When it comes to WikiProject China, the performance in the first stage showed promise, with an overall accuracy of 54.25% on a test set of 400 articles (100 per class). Performance on Top-importance articles is reasonably high at 75% accuracy. There is some confusion between Top- and High-importance as we saw previously in WikiProject Medicine. Accuracy for the other classes goes from 43% to 56%, and similarly as we saw for WPMED there is quite some confusion between Mid- and Low-importance.

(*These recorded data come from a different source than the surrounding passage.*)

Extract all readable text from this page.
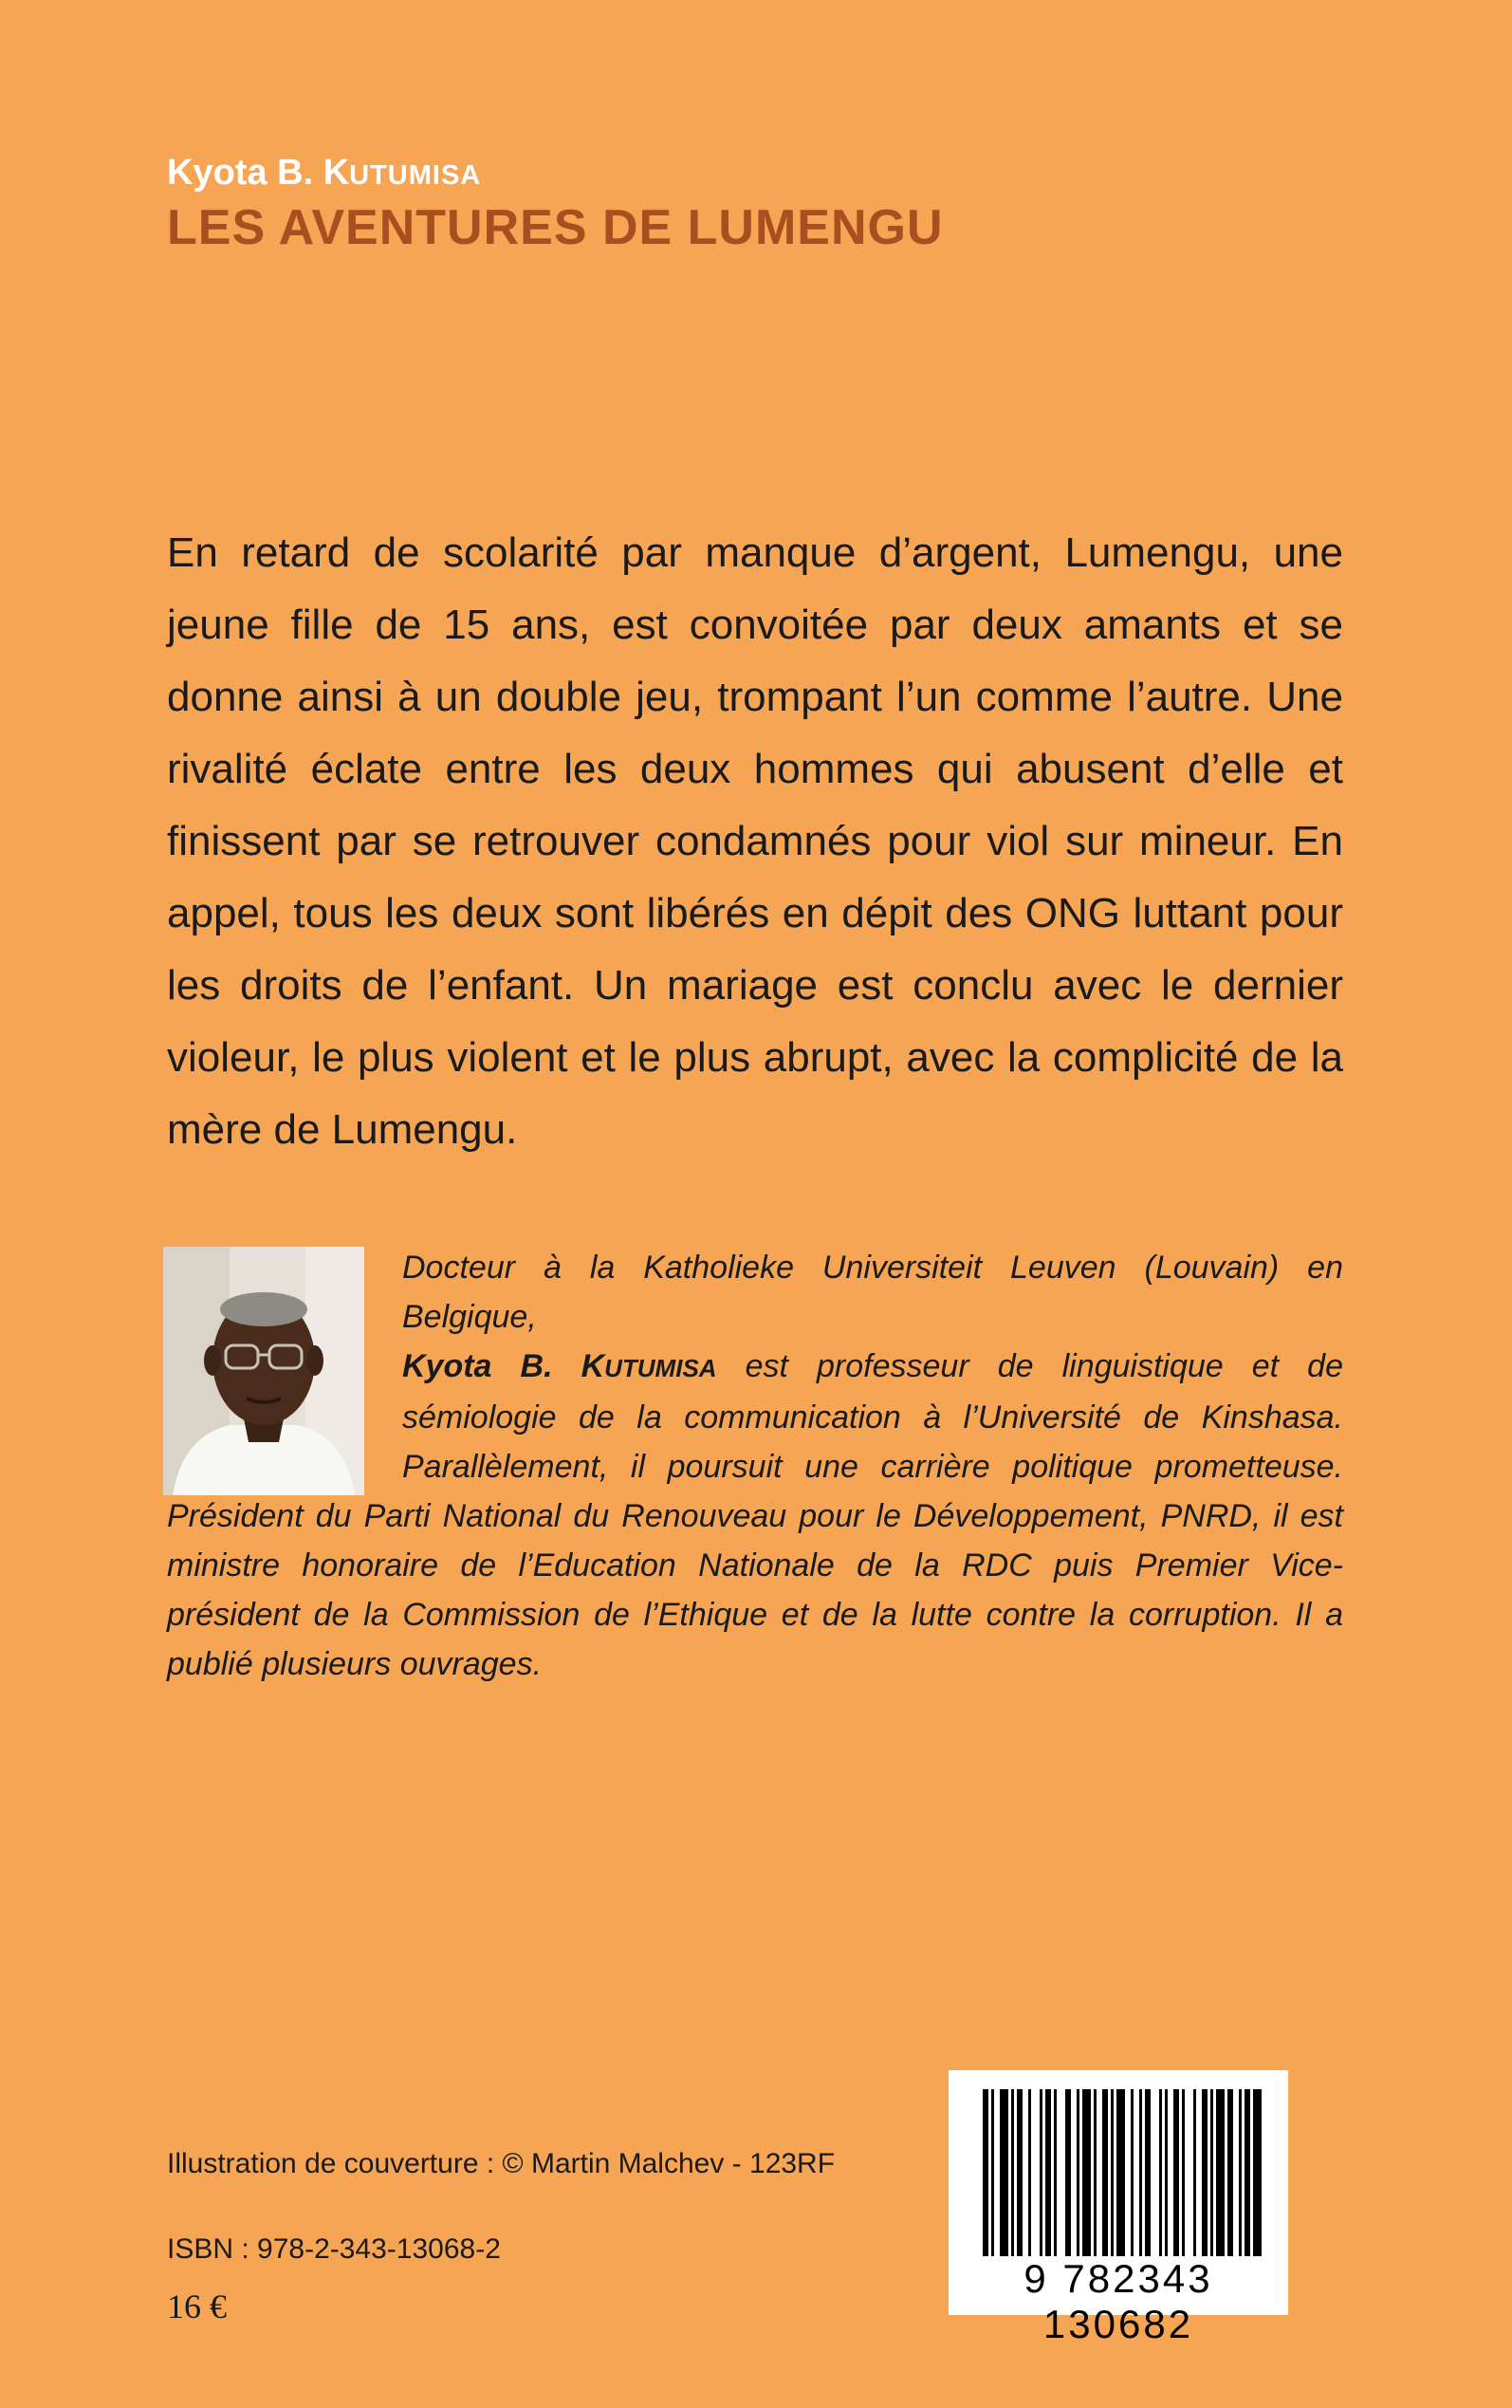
Kyota B. KUTUMISA
LES AVENTURES DE LUMENGU

En retard de scolarité par manque d’argent, Lumengu, une jeune fille de 15 ans, est convoitée par deux amants et se donne ainsi à un double jeu, trompant l’un comme l’autre. Une rivalité éclate entre les deux hommes qui abusent d’elle et finissent par se retrouver condamnés pour viol sur mineur. En appel, tous les deux sont libérés en dépit des ONG luttant pour les droits de l’enfant. Un mariage est conclu avec le dernier violeur, le plus violent et le plus abrupt, avec la complicité de la mère de Lumengu.

Docteur à la Katholieke Universiteit Leuven (Louvain) en Belgique,
Kyota B. KUTUMISA est professeur de linguistique et de sémiologie de la communication à l’Université de Kinshasa. Parallèlement, il poursuit une carrière politique prometteuse. Président du Parti National du Renouveau pour le Développement, PNRD, il est ministre honoraire de l’Education Nationale de la RDC puis Premier Vice-président de la Commission de l’Ethique et de la lutte contre la corruption. Il a publié plusieurs ouvrages.

Illustration de couverture : © Martin Malchev - 123RF
ISBN : 978-2-343-13068-2
16 €
9 782343 130682
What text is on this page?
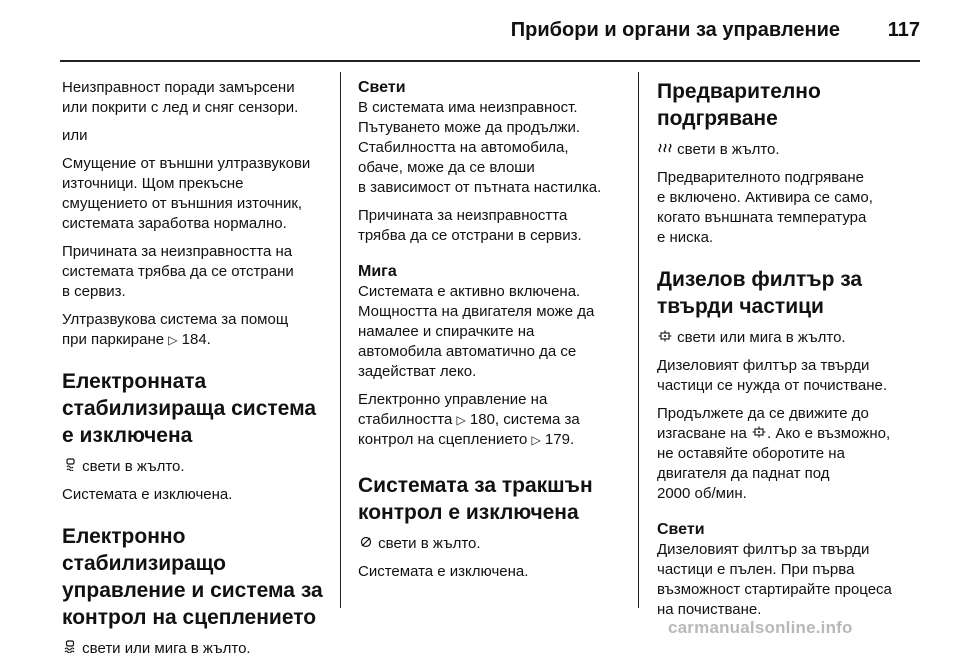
Прибори и органи за управление 117

Неизправност поради замърсени
или покрити с лед и сняг сензори.

или

Смущение от външни ултразвукови
източници. Щом прекъсне
смущението от външния източник,
системата заработва нормално.

Причината за неизправността на
системата трябва да се отстрани
в сервиз.

Ултразвукова система за помощ
при паркиране ▷ 184.

Електронната
стабилизираща система
е изключена

свети в жълто.

Системата е изключена.

Електронно
стабилизиращо
управление и система за
контрол на сцеплението

свети или мига в жълто.

Свети

В системата има неизправност.
Пътуването може да продължи.
Стабилността на автомобила,
обаче, може да се влоши
в зависимост от пътната настилка.

Причината за неизправността
трябва да се отстрани в сервиз.

Мига

Системата е активно включена.
Мощността на двигателя може да
намалее и спирачките на
автомобила автоматично да се
задействат леко.

Електронно управление на
стабилността ▷ 180, система за
контрол на сцеплението ▷ 179.

Системата за тракшън
контрол е изключена

свети в жълто.

Системата е изключена.

Предварително
подгряване

свети в жълто.

Предварителното подгряване
е включено. Активира се само,
когато външната температура
е ниска.

Дизелов филтър за
твърди частици

свети или мига в жълто.

Дизеловият филтър за твърди
частици се нужда от почистване.

Продължете да се движите до
изгасване на . Ако е възможно,
не оставяйте оборотите на
двигателя да паднат под
2000 об/мин.

Свети

Дизеловият филтър за твърди
частици е пълен. При първа
възможност стартирайте процеса
на почистване.

carmanualsonline.info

Given that WikiProject China has slightly more than 1,600 High-importance articles, I decided to make the second training set contain 6,400 articles. This meant generating 1,200 synthetic samples for Top-importance articles. Once that was done, the cross-validation suggested a minimum node size of 8, and a forest size of 2,213. Using those parameters, the model predicts the articles in WikiProject China as follows:

Top High Mid Low Accuracy
Top 329 71 9 4 79.66%
High 387 763 278 256 45.31%
Mid 470 2,387 3,690 3,085 38.31%
Low 305 2,255 3,241 7,756 57.21%
Average 49.58%

Overall performance is somewhat lower than what we have seen previously in WikiProject Medicine. This is partly due the Low-importance class not being as easy to predict as it was in WPMED. We can also see that the other classes are to some degree spanning the whole spectrum, notice how there's more than two thousand Low-importance articles that are predicted to be High-importance. Just like we discussed when it comes to WikiProject Medicine, performance is limited by the underlying data, but we might still have a useful solution.